FEATURE: Is the Paris Agreement legally binding?
Is the Paris Agreement “legally binding”?
Many are saying that the Paris Agreement is not legally binding. That is not true, says Dean Bialek of Independent Diplomat, who explains here:
First, the Paris Agreement is in the form of an internationally legally binding instrument that must be approved under Parties’ respective domestic ratification processes, including approval by executive and in some cases parliamentary processes. Legally, there is no higher or more serious level of commitment at the international level.

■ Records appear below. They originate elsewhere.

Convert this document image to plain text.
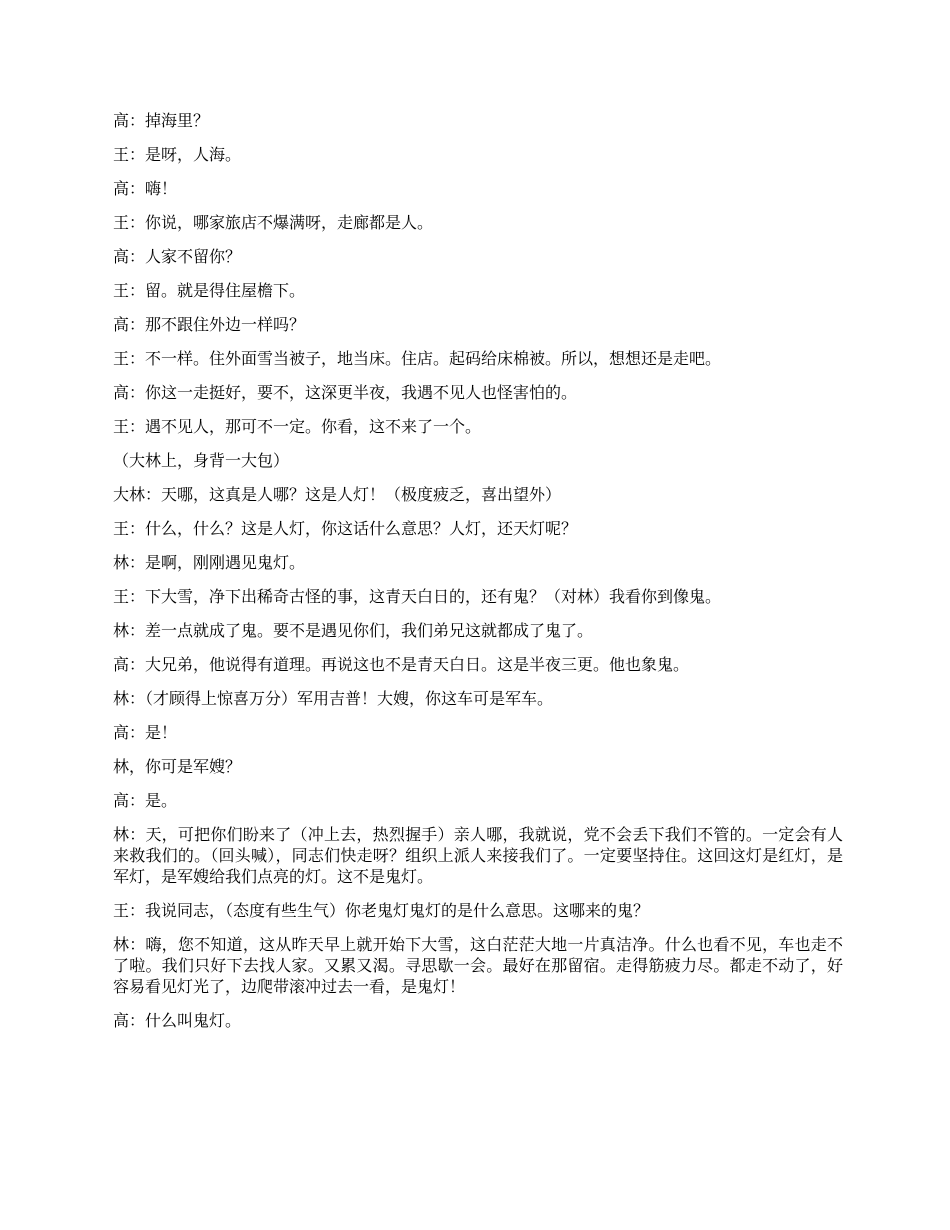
高：掉海里？

王：是呀，人海。

高：嗨！

王：你说，哪家旅店不爆满呀，走廊都是人。

高：人家不留你？

王：留。就是得住屋檐下。

高：那不跟住外边一样吗？

王：不一样。住外面雪当被子，地当床。住店。起码给床棉被。所以，想想还是走吧。

高：你这一走挺好，要不，这深更半夜，我遇不见人也怪害怕的。

王：遇不见人，那可不一定。你看，这不来了一个。

（大林上，身背一大包）

大林：天哪，这真是人哪？这是人灯！（极度疲乏，喜出望外）

王：什么，什么？这是人灯，你这话什么意思？人灯，还天灯呢？

林：是啊，刚刚遇见鬼灯。

王：下大雪，净下出稀奇古怪的事，这青天白日的，还有鬼？（对林）我看你到像鬼。

林：差一点就成了鬼。要不是遇见你们，我们弟兄这就都成了鬼了。

高：大兄弟，他说得有道理。再说这也不是青天白日。这是半夜三更。他也象鬼。

林：（才顾得上惊喜万分）军用吉普！大嫂，你这车可是军车。

高：是！

林，你可是军嫂？

高：是。

林：天，可把你们盼来了（冲上去，热烈握手）亲人哪，我就说，党不会丢下我们不管的。一定会有人来救我们的。（回头喊），同志们快走呀？组织上派人来接我们了。一定要坚持住。这回这灯是红灯，是军灯，是军嫂给我们点亮的灯。这不是鬼灯。

王：我说同志，（态度有些生气）你老鬼灯鬼灯的是什么意思。这哪来的鬼？

林：嗨，您不知道，这从昨天早上就开始下大雪，这白茫茫大地一片真洁净。什么也看不见，车也走不了啦。我们只好下去找人家。又累又渴。寻思歇一会。最好在那留宿。走得筋疲力尽。都走不动了，好容易看见灯光了，边爬带滚冲过去一看，是鬼灯！

高：什么叫鬼灯。
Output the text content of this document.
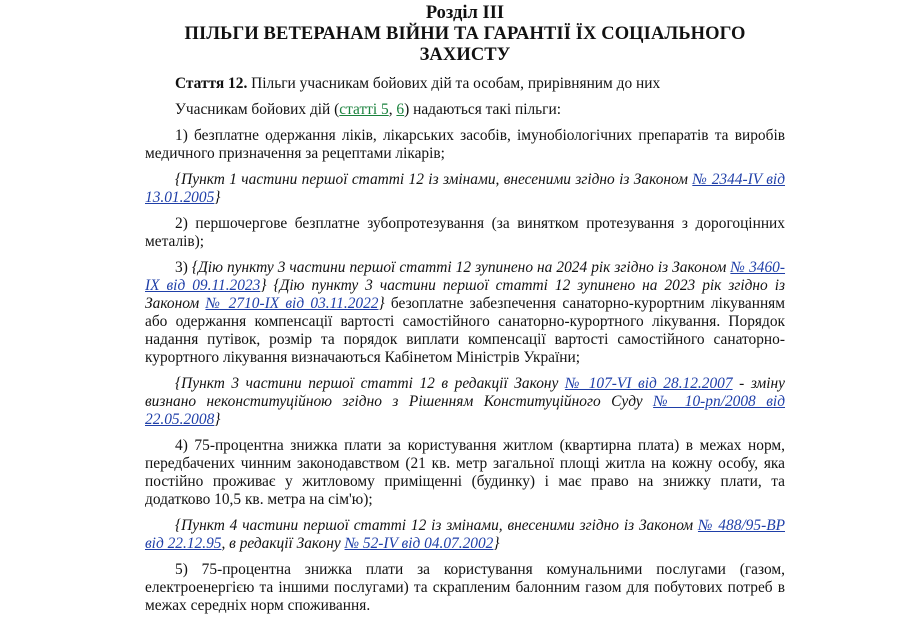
Розділ III
ПІЛЬГИ ВЕТЕРАНАМ ВІЙНИ ТА ГАРАНТІЇ ЇХ СОЦІАЛЬНОГО ЗАХИСТУ

Стаття 12. Пільги учасникам бойових дій та особам, прирівняним до них

Учасникам бойових дій (статті 5, 6) надаються такі пільги:

1) безплатне одержання ліків, лікарських засобів, імунобіологічних препаратів та виробів медичного призначення за рецептами лікарів;

{Пункт 1 частини першої статті 12 із змінами, внесеними згідно із Законом № 2344-IV від 13.01.2005}

2) першочергове безплатне зубопротезування (за винятком протезування з дорогоцінних металів);

3) {Дію пункту 3 частини першої статті 12 зупинено на 2024 рік згідно із Законом № 3460-IX від 09.11.2023} {Дію пункту 3 частини першої статті 12 зупинено на 2023 рік згідно із Законом № 2710-IX від 03.11.2022} безоплатне забезпечення санаторно-курортним лікуванням або одержання компенсації вартості самостійного санаторно-курортного лікування. Порядок надання путівок, розмір та порядок виплати компенсації вартості самостійного санаторно-курортного лікування визначаються Кабінетом Міністрів України;

{Пункт 3 частини першої статті 12 в редакції Закону № 107-VI від 28.12.2007 - зміну визнано неконституційною згідно з Рішенням Конституційного Суду № 10-рп/2008 від 22.05.2008}

4) 75-процентна знижка плати за користування житлом (квартирна плата) в межах норм, передбачених чинним законодавством (21 кв. метр загальної площі житла на кожну особу, яка постійно проживає у житловому приміщенні (будинку) і має право на знижку плати, та додатково 10,5 кв. метра на сім'ю);

{Пункт 4 частини першої статті 12 із змінами, внесеними згідно із Законом № 488/95-ВР від 22.12.95, в редакції Закону № 52-IV від 04.07.2002}

5) 75-процентна знижка плати за користування комунальними послугами (газом, електроенергією та іншими послугами) та скрапленим балонним газом для побутових потреб в межах середніх норм споживання.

Second, and more specifically on the provisions of the Agreement itself, like all international legal instruments, the Paris Agreement has many provisions that impose legally binding obligations (those that use the verb “shall”), and also others that are descriptive, hortatory or aspirational. It is clear that the Paris Agreement imposes numerous legally binding obligations on all countries that sign up to it – large and small, developed and developing. For example, all countries have accepted a legally binding obligation to communicate a new emissions reduction or limitation target (“nationally determined contribution”) every five years, to regularly submit information on how they are tracking towards meeting those targets, and also to subject that information to technical expert review to assess its comprehensiveness and accuracy, and identify areas for improvement.
Third, on the bindingness of emission reduction efforts, although the Agreement does not legally require countries to achieve the numerical emission reduction targets they have set, it does legally bind them to an obligation to “pursue domestic mitigation measures” with the aim of achieving the objectives (i.e. targets) they have set for themselves. So submitting an emissions target and doing nothing to put it into practice would be a legal breach of the new Agreement. To give this obligation some teeth, the Paris Agreement will establish a committee to promote compliance with country’s obligations. The Compliance Committee’s exact mandate and powers have been deliberately left broad for further definition in coming years, and so the more ambitious countries will continue to push hard for these powers to be as strong as possible.